J’avais lancé, la semaine dernière, un vibrant et très émouvant appel après la perte supposée de mon petit carnet rose Gallimard, à l’emblème du titre d’un des romans (Vingt-quatre heures de la vie d’une femme) de l’un de mes écrivains préférés (Stefan Zweig). Je pensais l’avoir égaré dans l’un des trois bars de ma tournée de dédicaces, Mise aux verres, déclinée en trois lieux Le Bar du Midi (BDM), le Café Chez Pierre et le bistrot Saint-Germain. A l’endroit des deux premiers, je développais peu de soupçons car j’avais fait preuve d’une sobriété exemplaire. En revanche, dans le dernier, je m’étais laissé un peu aller. «J’ai dû le laisser tomber au Saint-Germain», songeais-je, penaud. A moins qu’il ne fût victime du trajet. Un trajet; c’est terrible, un trajet. Ça ne sert pas à grand-chose. On devrait éliminer les trajets de nos pauvres vies de merde. On devrait se téléporter d’un endroit à un autre, d’une femme à une autre, d’une famille (décomposée) à une autre (recomposée), d’un divorce à un autre, en évitant tous ces déplacements inutiles; ces confrontations aux éléments, à la pluie, à la froidure. Et tous ces gens qu’on croise dans les rues. C’est affreux. Bon, j’y viens. Je n’avais pas envie de l’avouer mais Sylvie Payet, dite la Marquise, a vendu la mèche sur Facebook. Mon fichu carnet rose, je ne l’avais pas du tout perdu; je l’avais juste rangé dans l’une des poches de mon pardessus que je n’utilise jamais. J’ai honte. La vieillesse est un naufrage. A ce propos, à la première page dudit carnet, il y a cette phrase de Stefan Zweig : «Vieillir n’est jamais rien d’autre que n’avoir plus peur du passé.» J’ai dû naître vieux car je n’ai jamais eu peur du passé. Au contraire, je l’adore, le passé. Il est doux, amorphe, inoffensif comme un gros chat castré. (Bien sûr que c’était mieux, toujours mieux, avant.) Tout le contraire du présent – fatiguant, éreintant -, et du futur – incertain, flippant, absurde, menaçant, morbide car conduisant, inéluctablement à la mort. Après ce passage empreint de joie et d’espoir, revenons à mes pérégrinations. Je me suis rendu avec un vif plaisir à la librairie Cognet, à Saint-Quentin pour y signer mon dernier roman. M’y attendaient deux vieux camarades très rock’n’roll : Michel Krauze et Philippe Nowak. Nous avons évoqué nos années d’antan.
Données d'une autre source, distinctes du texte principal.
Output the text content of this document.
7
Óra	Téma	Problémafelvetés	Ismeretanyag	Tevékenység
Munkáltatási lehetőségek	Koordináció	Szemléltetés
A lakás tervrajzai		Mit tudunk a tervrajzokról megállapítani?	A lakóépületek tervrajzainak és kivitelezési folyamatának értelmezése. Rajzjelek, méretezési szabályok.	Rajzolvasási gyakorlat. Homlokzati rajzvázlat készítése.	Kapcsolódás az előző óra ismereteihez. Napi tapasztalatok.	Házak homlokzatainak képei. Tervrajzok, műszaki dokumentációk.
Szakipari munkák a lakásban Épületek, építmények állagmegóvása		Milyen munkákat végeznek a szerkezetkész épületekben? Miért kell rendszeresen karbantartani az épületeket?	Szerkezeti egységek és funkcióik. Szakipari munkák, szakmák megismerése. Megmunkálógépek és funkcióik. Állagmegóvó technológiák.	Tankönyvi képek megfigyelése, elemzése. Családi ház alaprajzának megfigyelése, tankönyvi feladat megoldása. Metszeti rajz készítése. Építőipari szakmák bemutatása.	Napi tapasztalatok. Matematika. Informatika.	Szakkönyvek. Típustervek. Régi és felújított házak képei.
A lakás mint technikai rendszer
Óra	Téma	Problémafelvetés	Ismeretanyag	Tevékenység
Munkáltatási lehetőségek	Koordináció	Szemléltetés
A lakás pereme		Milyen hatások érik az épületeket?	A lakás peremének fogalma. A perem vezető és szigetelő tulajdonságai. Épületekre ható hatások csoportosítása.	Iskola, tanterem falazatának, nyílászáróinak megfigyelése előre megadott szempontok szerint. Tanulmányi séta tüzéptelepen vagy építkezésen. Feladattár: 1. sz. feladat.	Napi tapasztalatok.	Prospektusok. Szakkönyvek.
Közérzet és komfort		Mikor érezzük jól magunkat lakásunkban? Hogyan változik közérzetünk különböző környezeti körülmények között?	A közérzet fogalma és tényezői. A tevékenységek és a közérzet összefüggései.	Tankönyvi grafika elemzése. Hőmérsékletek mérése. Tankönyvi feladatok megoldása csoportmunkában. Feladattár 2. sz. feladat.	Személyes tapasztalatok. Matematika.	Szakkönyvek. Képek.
Des noms et des visages repassaient dans nos vieilles mémoires, comme des ombres. Raymond Défossé, Jean Poupart, Florence B. Des ombres qui se sont tues. C’eût pu être nostalgique, mélancolique. Ça l’était mais nous étions bien. Les liens de l’amitié génèrent toujours le meilleur. Il en fut de même, quelques jours plus, quand nous nous rendîmes, mon adorable petit Gnou et moi, au Zénith d’Amiens pour assister au Boléro, ballet en deux actes interprété par l’Opéra national de Russie, épaulé d’un orchestre symphonique tout aussi agréablement soviétique. Oui, soviétique. C’était beau, puissant, discrètement érotique. Hommage à Ravel bien sûr, mais aussi à Ida Rubinstein, danseuse russe d’origine juive, née en 1883, mécène, qui, en 1928, commanda le Boléro à son ami Ravel. Mon petit Gnou, ancienne danseuse, n’en perdait pas une miette. Incorrigible, je pensais à Pierre Dac et à Francis Blanche, et fredonnais intérieurement «L’Internationale». En ces périodes où il est de bon ton de fêter les murs qui s’écroulent (pour laisser entrer le pus du capitalisme au nom de la liberté consumériste), chanter à tue-tête mon hymne préféré m’eût conduit à l’échafaud de la pensée unique.

 Dimanche 24 novembre 2019.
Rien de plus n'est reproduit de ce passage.